Tuesday, June 30, 2009

here's the story

when chris and i started dating...courting...engaging...marrying...living together, he would always start his stories with 'here's the story' or 'the story is...' i have noticed after 14 years of marriage, i do the same thing. funny how that works, huh?

so, the story is this.

a couple of weeks ago we had an offer on the house. the contract was delivered. the price not agreed upon. the contract was not negotiated. we were a bit disappointed. we do have the house on the market. we do want to move. but i will admit, when they decided not to pursue the home, i was relieved and happy. we didn't have to really leave.

well, last week the realtor contacted us and told us the family wanted our house and agreed with our price and needed us out of the house the end of july.

friday night i cried. saturday morning i cried. we signed the deal and i cried. saturday night i cried. sunday i cried all during church.

does this mean i don't want to move? not really. i'm anxious to get on with this new chapter in our volumes of storybooks...but i can't believe we are leaving a home we love. a home we have created and enjoyed. a place on earth that is beautiful and warm and inviting and lovely. we have been so happy for the past 7 years and it's hard to think about leaving loved ones. packing up our happiness, wrapping it in newspaper, placing it in a box and journeying to a whole new world.

the only consolation is we are moving to open arms of family that can't wait to see us.

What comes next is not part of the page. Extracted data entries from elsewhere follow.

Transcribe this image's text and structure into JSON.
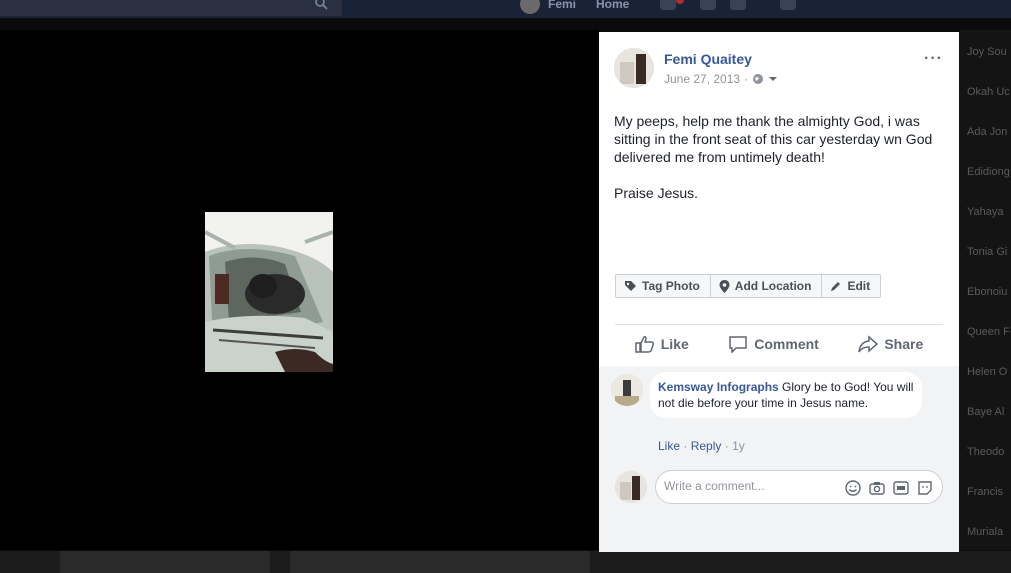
{
  "topbar": {
    "profile_name": "Femi",
    "home_label": "Home"
  },
  "post": {
    "author": "Femi Quaitey",
    "date": "June 27, 2013",
    "separator": "·",
    "more_label": "···",
    "text_line1": "My peeps, help me thank the almighty God, i was sitting in the front seat of this car yesterday wn God delivered me from untimely death!",
    "text_line2": "Praise Jesus."
  },
  "photo_actions": {
    "tag_photo": "Tag Photo",
    "add_location": "Add Location",
    "edit": "Edit"
  },
  "actions": {
    "like": "Like",
    "comment": "Comment",
    "share": "Share"
  },
  "comment": {
    "author": "Kemsway Infographs",
    "text": "Glory be to God! You will not die before your time in Jesus name.",
    "like": "Like",
    "reply": "Reply",
    "dot": "·",
    "time": "1y"
  },
  "write_comment": {
    "placeholder": "Write a comment..."
  },
  "sidebar_friends": [
    "Joy Sou",
    "Okah Uc",
    "Ada Jon",
    "Edidiong",
    "Yahaya",
    "Tonia Gi",
    "Ebonoiu",
    "Queen F",
    "Helen O",
    "Baye Al",
    "Theodo",
    "Francis",
    "Muriala"
  ],
  "colors": {
    "link": "#385898",
    "muted": "#90949c",
    "panel_bg": "#ffffff",
    "viewer_bg": "#000000"
  }
}
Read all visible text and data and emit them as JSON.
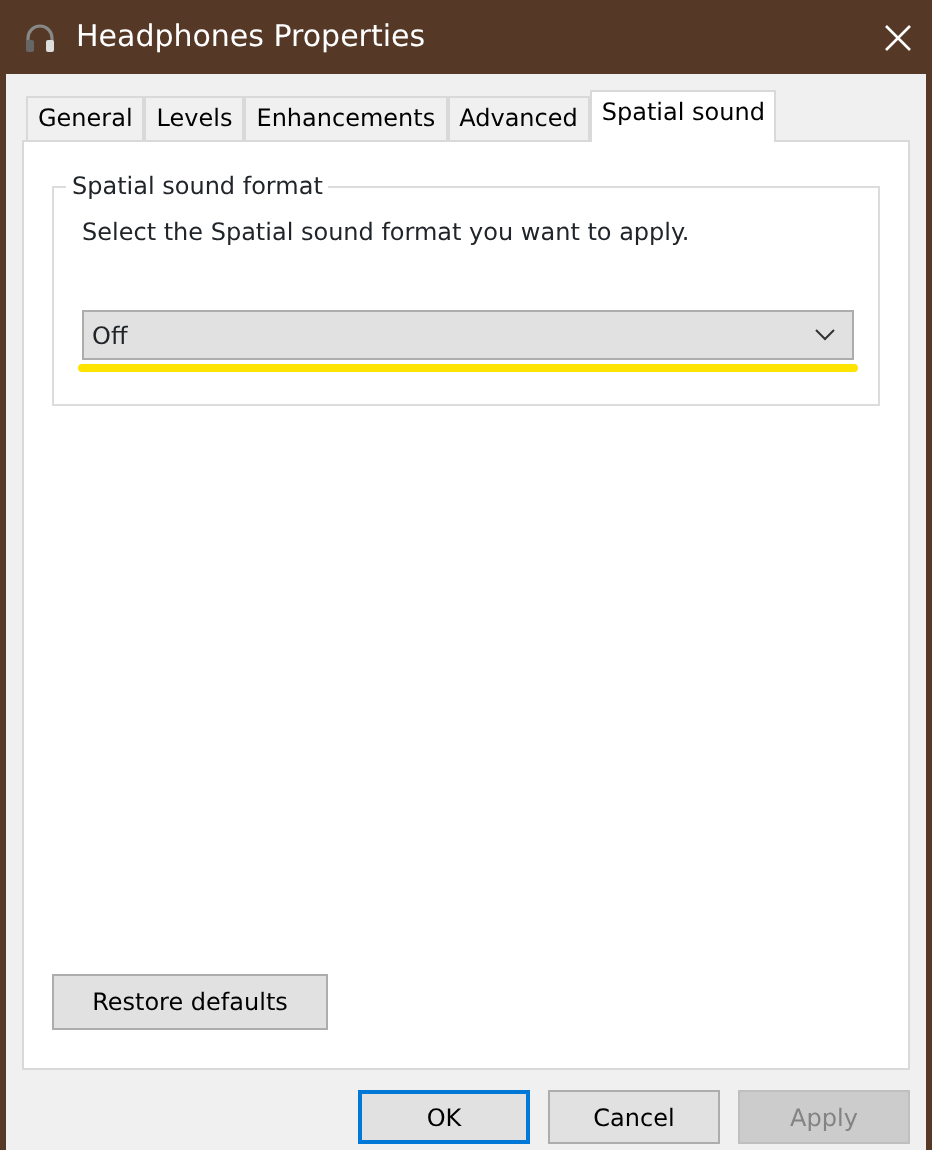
{
  "window": {
    "title": "Headphones Properties"
  },
  "tabs": [
    {
      "label": "General",
      "selected": false
    },
    {
      "label": "Levels",
      "selected": false
    },
    {
      "label": "Enhancements",
      "selected": false
    },
    {
      "label": "Advanced",
      "selected": false
    },
    {
      "label": "Spatial sound",
      "selected": true
    }
  ],
  "group": {
    "title": "Spatial sound format",
    "description": "Select the Spatial sound format you want to apply.",
    "dropdown": {
      "value": "Off",
      "highlighted": true
    }
  },
  "restore_button": "Restore defaults",
  "buttons": [
    {
      "label": "OK",
      "default": true,
      "disabled": false
    },
    {
      "label": "Cancel",
      "default": false,
      "disabled": false
    },
    {
      "label": "Apply",
      "default": false,
      "disabled": true
    }
  ]
}
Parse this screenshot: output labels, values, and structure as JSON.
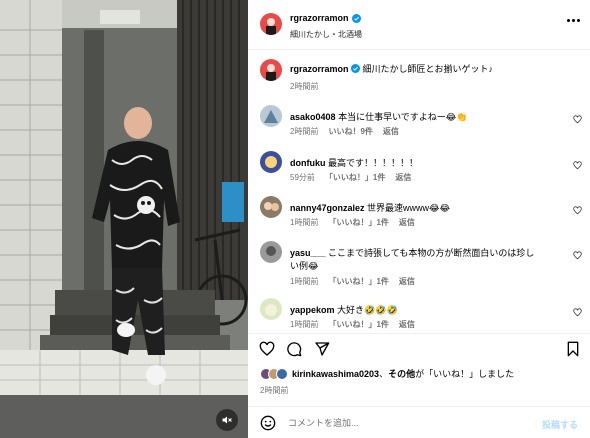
{
  "post": {
    "username": "rgrazorramon",
    "location": "細川たかし・北酒場",
    "caption": "細川たかし師匠とお揃いゲット♪",
    "caption_time": "2時間前"
  },
  "comments": [
    {
      "user": "asako0408",
      "text": "本当に仕事早いですよねー😂👏",
      "time": "2時間前",
      "likes": "いいね！9件",
      "reply": "返信"
    },
    {
      "user": "donfuku",
      "text": "最高です！！！！！！",
      "time": "59分前",
      "likes": "「いいね！」1件",
      "reply": "返信"
    },
    {
      "user": "nanny47gonzalez",
      "text": "世界最速wwww😂😂",
      "time": "1時間前",
      "likes": "「いいね！」1件",
      "reply": "返信"
    },
    {
      "user": "yasu___",
      "text": "ここまで詩張しても本物の方が断然面白いのは珍しい例😂",
      "time": "1時間前",
      "likes": "「いいね！」1件",
      "reply": "返信"
    },
    {
      "user": "yappekom",
      "text": "大好き🤣🤣🤣",
      "time": "1時間前",
      "likes": "「いいね！」1件",
      "reply": "返信"
    }
  ],
  "liked_by": {
    "user": "kirinkawashima0203",
    "sep": "、",
    "others": "その他",
    "suffix": "が「いいね！」しました",
    "time": "2時間前"
  },
  "comment_box": {
    "placeholder": "コメントを追加...",
    "post_label": "投稿する"
  },
  "colors": {
    "verified": "#0095f6",
    "post_disabled": "#b3dbff",
    "meta": "#737373"
  },
  "icons": [
    "verified-badge-icon",
    "more-icon",
    "heart-icon",
    "comment-icon",
    "share-icon",
    "bookmark-icon",
    "emoji-icon",
    "mute-icon"
  ]
}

since we have to be out of our house in 4 weeks, we decided to throw us into our car, travel during the night to embark on our search for our newest dwelling. a brand new book to open and start writing. i'm sort of feeling a bit overwhelmed.

to. say. the. least.

so...that's where this chapter ends today. for the moment, i'm just folding the corner of the page over so we can finish later. we are off to see a house.

cross the fingers.

3 comments:

Melinda said...

David told me Sunday! We're going to miss you guys!! But I'm happy that you are going to be close to family because that is what really matters. We always have blogging and facebook to keep in touch!

Jessie said...

So i guess we arent coming to Charleston in Aug? :(
It's always hard to move Jayne! I feel for you! Wish I could be there to help you pack! Prob after you find a house you love you will feel better!

skyapie-a and dave said...

I am sorry Jayne. It is hard when the change you look forward to (somewhat) comes sooner than expected. But That is exciting you will be closer to family. Good luck with all the packing, moving, etc. We wanted to come see you before you moved but I will be in CA until the end of July. See you when we get back!